Конкурс Копирайта -К2: литературный дневник

Теперь поговорим насчет переписывания — сколько переписывать и сколько делать вариантов? Для меня правильным ответом всегда было два черновых варианта и беловой (с появлением текстовых редакторов беловой вариант почти превратился в третий черновой).


Только имейте в виду, что я здесь говорю только о своем личном режиме работы, на самом деле у разных писателей это бывает совершенно по-разному. Например, Курт Воннегут каждую страницу своих романов переписывал до тех пор, пока она не становилась точно такой, какой ему хотелось. В результате бывали дни, когда выходила только страница-другая окончательного варианта (и полная корзина измятых выброшенных экземпляров страниц семьдесят один и семьдесят два), но когда рукопись была сделана, то сделана была и книга. Можете взять это за образец. Однако я думаю, что есть вещи, общие для большинства писателей, и о них я хочу сейчас поговорить. Если вы уже достаточно давно пишете, то моя помощь в этом смысле вам не нужна — вы уже определили свой стереотип работы. Если вы начинающий, то прислушайтесь к моему совету: делать не менее двух черновых вариантов — один с закрытой дверью кабинета и один с открытой.
За закрытой дверью, выгружая содержимое своей головы на бумагу, я пишу со всей доступной мне скоростью, но мне это приятно. Создание беллетристики, особенно длинного произведения, бывает трудной и одинокой работой — это как переплывать Атлантический океан в ванне. Возможностей для сомнения в себе миллион. Если я пишу быстро, записывая сюжет, как он приходит на ум, только проверяя имена и существенные моменты биографии персонажей, мне удается сохранить первоначальный энтузиазм и в то же время убежать от сомнений в себе, которые только и ждут момента.


Первый черновой вариант — притом всей вещи — должен быть написан без чьей-либо помощи (или помехи). Может наступить момент, когда захочется показать написанное близкому человеку (чаще всего этот близкий человек делит с вами ложе) — либо от гордости за сделанное, либо от сомнений. Мой добрый совет — не поддавайтесь этому импульсу. Держите давление, не сбрасывайте его, подвергая написанное чьим-то сомнениям, похвалам или даже добросовестным вопросам кого бы то ни было извне. Пусть вас ведет надежда на успех (или страх перед провалом), как бы трудно это ни было. Придет еще время показать работу, когда вы ее закончите… но даже после этого я советую вам быть осторожным и еще раз подумать, пока вещь лежит как свежевыпавший снег, на котором есть только ваши следы.

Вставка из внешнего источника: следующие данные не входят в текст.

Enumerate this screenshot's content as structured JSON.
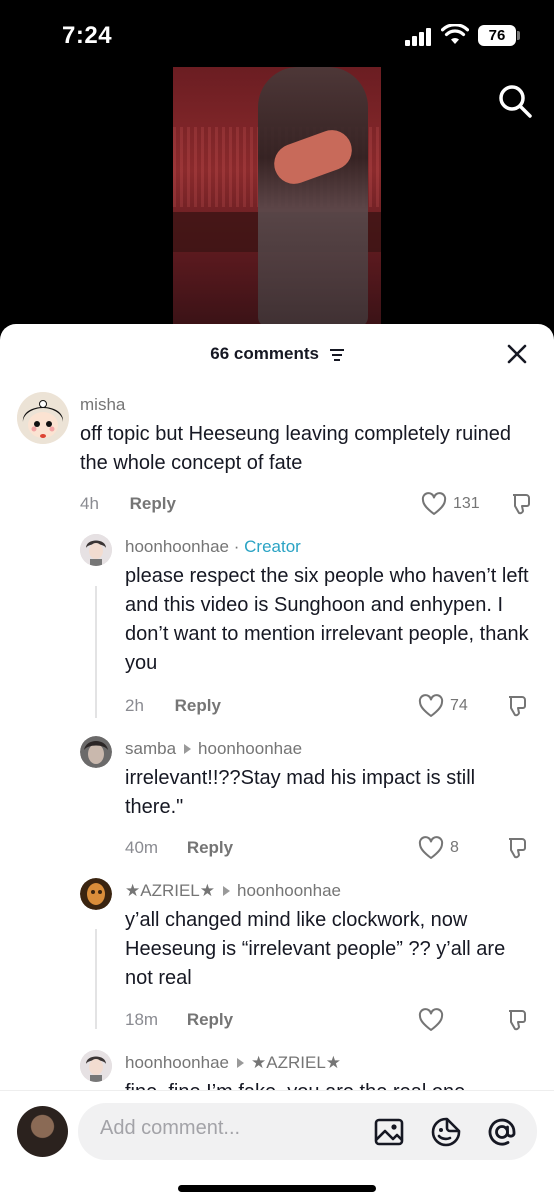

Самое лучшее в работе за закрытой дверью то, что вы вынуждены сосредоточиться на работе, исключив практически все остальное. Никто не может вас спросить: «Что ты хотел выразить предсмертными словами Гарфилда?» или «А в чем смысл этого зеленого платья?» Может, вы вообще ничего не пытались выразить предсмертными словами Гарфилда, а Мора оказалась в зеленом платье, потому что так вы ее впервые увидели умственным взором. С другой стороны, эти вещи могут что-то значить (или будут, когда вы отложите работу и взглянете на лес вместо отдельных деревьев).


Так или этак, а при работе над первым черновиком об этом думать неуместно. И есть еще одно. Если никто вам не говорит «О Сэм (или Эмм)! Это же чудесно!», у вас гораздо меньше шансов распуститься и начать думать не о том… стараться писать чудесно, вместо того чтобы вести рассказ, черт его побери.


Теперь допустим, что первый черновой вариант вы закончили. Поздравляю! Отличная работа! Выпейте бокал шампанского, закажите пиццу, делайте, что обычно делаете, когда есть что отметить. Если есть человек, который нетерпеливо ждет возможности прочитать ваш роман — скажем, супруг или супруга, человек, который работает с девяти до шести каждый божий день, чтобы платить по счетам, пока вы гоняетесь за мечтой, — самое время выложить товар на витрину, то есть если первый читатель или читатели пообещают не говорить с вами о книге, пока вы не будете готовы говорить с ними.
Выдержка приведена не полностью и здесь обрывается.